Charles H Brown 4th et al. JAMA Surg.

Abstract

Importance: Delirium occurs in up to 52% of patients after cardiac surgery and may result from changes in cerebral perfusion. Using intraoperative cerebral autoregulation monitoring to individualize and optimize cerebral perfusion may be a useful strategy to reduce the incidence of delirium after cardiac surgery.

Objective: To determine whether targeting mean arterial pressure during cardiopulmonary bypass (CPB) using cerebral autoregulation monitoring reduces the incidence of delirium compared with usual care.

Design, setting, and participants: This randomized clinical trial nested within a larger trial enrolled patients older than 55 years who underwent nonemergency cardiac surgery at a single US academic medical center between October 11, 2012, and May 10, 2016, and had a high risk for neurologic complications. Patients, physicians, and outcome assessors were masked to the assigned intervention. A total of 2764 patients were screened, and 199 were eligible for analysis in this study.

Intervention: In the intervention group, the patient's lower limit of cerebral autoregulation was identified during surgery before CPB. On CPB, the patient's mean arterial pressure was targeted to be greater than that patient's lower limit of autoregulation. In the control group, mean arterial pressure targets were determined according to institutional practice.

Main outcomes and measures: The main outcome was any incidence of delirium on postoperative days 1 through 4, as adjudicated by a consensus expert panel.

Results: Among the 199 participants in this study, mean (SD) age was 70.3 (7.5) years and 150 (75.4%) were male. One hundred sixty-two (81.4%) were white, 26 (13.1%) were black, and 11 (5.5%) were of other race. Of 103 patients randomized to usual care, 94 were analyzed, and of 102 patients randomized to the intervention 105 were analyzed. Excluding 5 patients with coma, delirium occurred in 48 of the 91 patients (53%) in the usual care group compared with 39 of the 103 patients (38%) in the intervention group (P = .04). The odds of delirium were reduced by 45% in patients randomized to the autoregulation group (odds ratio, 0.55; 95% CI, 0.31-0.97; P = .04).

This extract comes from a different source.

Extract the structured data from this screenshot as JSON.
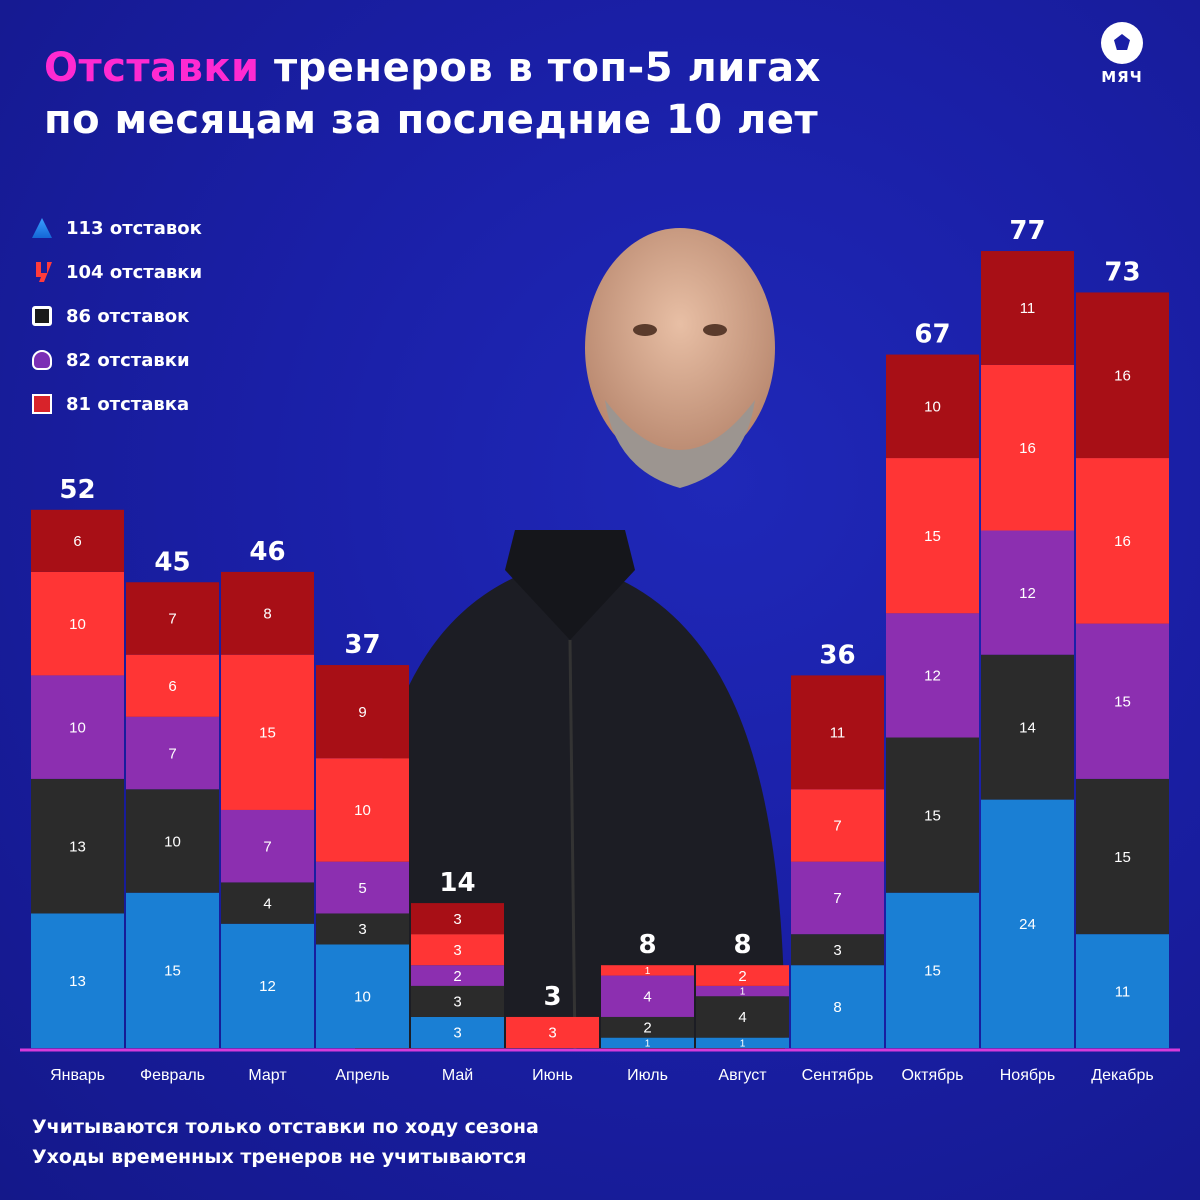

Conclusions and relevance: The results of this study suggest that optimizing mean arterial pressure to be greater than the individual patient's lower limit of cerebral autoregulation during CPB may reduce the incidence of delirium after cardiac surgery, but further study is needed.

Trial registration: ClinicalTrials.gov identifier: NCT00981474.

Conflict of interest statement

Conflict of Interest Disclosures: Dr Brown reported receiving grants from the National Institutes of Health (NIH) and grants from the International Anesthesia Research Society during the conduct of the study, consulting for and receiving grant funding from Medtronic; in addition, he reported receiving and an offer to participate in an advisory board for Medtronic, which had not been finalized at time of publication. Dr Neufeld reported receiving personal fees from Merck, Inc, and grant funding from Hitachi Inc, and Ornim, Inc, outside the submitted work. Dr Hori reported receiving a Japan Heart Foundation/Bayer Yakuhin Research Grant Abroad during the study period; a 2018 Jichi Medical University Young Investigators Award; and a 2018 KAKENHIII (Grants-in-Aid for Scientific Research) Grant-in-Aid for Young Scientists B. Dr Hogue reported receiving grants and personal fees being a consultant, and providing lectures for Medtronic/Covidien, Inc, being a consultant to Merck, Inc, and receiving grants from NIH outside the submitted work. Dr Conte reported serving on a scientific advisory board for Medtronic. Dr. Gottesman reported being Associate Editor of Neurology. Dr. Kraut reported receiving grants from NIH during the conduct of the study. No other disclosures were reported.